Another even more powerful reason that was not mentioned loudly was the economic and military dependence on Britain. That country, like Russia today, was then the principal supplier of military hardware needed by India. Also there were quite a few British officers in the highest echelons of the Indian defence services; the last of them went home only in 1955.
There was one serious difficulty, however. Britain's own stand on Kashmir at the UN was adversarial; indeed, America was being led by Britain in this respect. Moreover, many important Britons were messing around with the Nizam of Hyderabad's bid, encouraged by Pakistan, for independence. No wonder then that talks between Britain and India and at meetings of the Commonwealth Prime Ministers, desultory until then, turned serious and sustained only after Hyderabad's integration with the Indian Union.
The sticking point for quite a while remained the position of the British king in the Commonwealth and, at one remove, in independent India.
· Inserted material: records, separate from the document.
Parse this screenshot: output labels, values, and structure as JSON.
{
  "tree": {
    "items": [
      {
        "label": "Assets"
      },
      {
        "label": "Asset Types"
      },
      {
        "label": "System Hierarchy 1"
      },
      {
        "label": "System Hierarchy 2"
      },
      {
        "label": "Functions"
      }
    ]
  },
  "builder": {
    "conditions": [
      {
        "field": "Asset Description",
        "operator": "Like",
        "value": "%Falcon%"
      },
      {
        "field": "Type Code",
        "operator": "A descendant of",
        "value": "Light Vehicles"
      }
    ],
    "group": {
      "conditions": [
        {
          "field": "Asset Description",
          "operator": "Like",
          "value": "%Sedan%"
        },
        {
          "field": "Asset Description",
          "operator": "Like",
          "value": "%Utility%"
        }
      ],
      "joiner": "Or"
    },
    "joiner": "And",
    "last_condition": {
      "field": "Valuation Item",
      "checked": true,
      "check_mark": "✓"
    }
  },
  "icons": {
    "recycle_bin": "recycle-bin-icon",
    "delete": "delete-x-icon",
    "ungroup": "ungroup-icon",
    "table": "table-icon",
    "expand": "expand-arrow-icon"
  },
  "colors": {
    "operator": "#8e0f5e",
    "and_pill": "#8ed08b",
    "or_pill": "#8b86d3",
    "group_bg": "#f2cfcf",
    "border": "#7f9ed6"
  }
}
Attlee, then British prime minister, and Mountbatten both made proposals the essence of which was that India should remain in the Commonwealth and "accept common allegiance to the Crown". Some of their suggestions were absurd. For instance, they thought the king could be the president of India. Alternatively, the Indian president could have the same position as that of governors-general appointed by the British monarch. Nehru told them that these ideas were totally unacceptable. Yet Attlee wrote him a letter extolling the virtues of not only the king but also of the entire royal family that Nehru termed "surprisingly naοve".
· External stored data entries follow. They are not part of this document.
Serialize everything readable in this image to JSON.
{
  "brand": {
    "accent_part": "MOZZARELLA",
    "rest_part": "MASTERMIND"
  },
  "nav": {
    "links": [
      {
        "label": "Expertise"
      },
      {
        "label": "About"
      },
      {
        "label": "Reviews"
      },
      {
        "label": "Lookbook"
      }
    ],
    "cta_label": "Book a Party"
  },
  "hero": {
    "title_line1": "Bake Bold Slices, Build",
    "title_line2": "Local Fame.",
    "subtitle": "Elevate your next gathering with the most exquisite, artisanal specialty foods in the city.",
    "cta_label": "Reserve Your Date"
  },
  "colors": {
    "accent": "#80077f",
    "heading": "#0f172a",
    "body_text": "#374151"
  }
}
Aware of the strength of anti-Commonwealth sentiment, Nehru once discussed the issue in the Congress Parliamentary Party but without asking for a vote. At the Congress session at Jaipur in December 1948, however, he got the general idea of a "free" association with the Commonwealth endorsed. But all concerned critics and supporters alike were aware that there was yet no precise formula to be accepted or rejected. It was towards the end of April 1949 that the final decision was reached. Under it India accepted "the King as the symbol of the free association of its independent member nations and as such Head of the Commonwealth". According to Krishna Menon, King George VI said to him: "So, I've become 'as such'."
Nehru returned from London on May 1, 1949. A fortnight later the Constituent Assembly met. There was still much opposition to the Commonwealth link not only among leftists but also within the Congress party. But after an inspiring speech by Nehru during which he said that though he was a "bad bargainer" he had brought them an agreement that would be good for India and good for the world the House approved the London deal.
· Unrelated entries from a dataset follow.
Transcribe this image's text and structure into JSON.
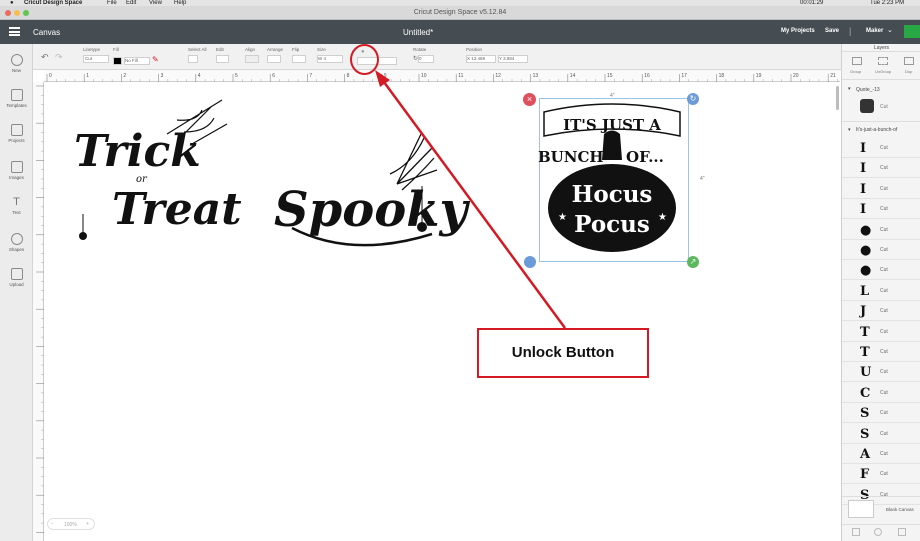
{
  "mac_menu": {
    "app": "Cricut Design Space",
    "items": [
      "File",
      "Edit",
      "View",
      "Help"
    ],
    "right_time": "00:01:29",
    "clock": "Tue 2:23 PM"
  },
  "window_title": "Cricut Design Space  v5.12.84",
  "header": {
    "canvas_label": "Canvas",
    "doc_title": "Untitled*",
    "my_projects": "My Projects",
    "save": "Save",
    "machine": "Maker"
  },
  "toolbar": {
    "linetype_label": "Linetype",
    "linetype_value": "Cut",
    "fill_label": "Fill",
    "fill_value": "No Fill",
    "select_all": "Select All",
    "edit": "Edit",
    "align": "Align",
    "arrange": "Arrange",
    "flip": "Flip",
    "size": "Size",
    "size_w": "W 4",
    "rotate": "Rotate",
    "rotate_value": "0",
    "position": "Position",
    "pos_x": "X 13.469",
    "pos_y": "Y 3.884"
  },
  "ruler_ticks": [
    "0",
    "1",
    "2",
    "3",
    "4",
    "5",
    "6",
    "7",
    "8",
    "9",
    "10",
    "11",
    "12",
    "13",
    "14",
    "15",
    "16",
    "17",
    "18",
    "19",
    "20",
    "21"
  ],
  "left_tools": [
    "New",
    "Templates",
    "Projects",
    "Images",
    "Text",
    "Shapes",
    "Upload"
  ],
  "designs": {
    "trick": {
      "l1": "Trick",
      "l2": "or",
      "l3": "Treat"
    },
    "spooky": {
      "l1": "Spooky"
    },
    "hocus": {
      "l1": "IT'S JUST A",
      "l2": "BUNCH",
      "l3": "OF...",
      "l4": "Hocus",
      "l5": "Pocus",
      "w": "4\"",
      "h": "4\""
    }
  },
  "layers": {
    "title": "Layers",
    "tools": [
      "Group",
      "UnGroup",
      "Dup"
    ],
    "group1": "Quote_-13",
    "group2": "It's-just-a-bunch-of",
    "row_label": "Cut",
    "blank_canvas": "Blank Canvas",
    "glyphs": [
      "I",
      "I",
      "I",
      "I",
      "●",
      "●",
      "●",
      "L",
      "J",
      "T",
      "T",
      "U",
      "C",
      "S",
      "S",
      "A",
      "F",
      "S"
    ]
  },
  "zoom": "100%",
  "annotation": {
    "label": "Unlock Button"
  },
  "colors": {
    "accent": "#d41a24",
    "header": "#464d52",
    "go": "#28a745",
    "sel": "#9ec3e6"
  }
}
A meeting of the AICC in the idyllic surroundings of the Forest Research Institute at Dehra Dun was his next destination. Here feelings against the Commonwealth were even stronger. A veteran Congressman from Nagpur named Awari on whom Mahatma Gandhi had conferred the rank of "General" was vehemently opposed to the proposed link. What he wished to convey to "Panditji" was that the British had "befooled" him and he had allowed them to do so. Unfortunately, the colloquial language he used included an expression that in polite society is considered an expletive. Nehru naturally was enraged by "this vulgarity". Awari failed to understand the reason for the prime minister's anger and repeated his remark. Before things could get out of hand, Rafi Ahmed Kidwai, a popular and highly skilful leader, intervened. To Nehru he whispered that Awari's offensive word was commonly used by village folk, and he hinted to the "General" that he shut up. Needless to add, Nehru's magic worked: and the AICC, too, approved the Commonwealth link by a large majority.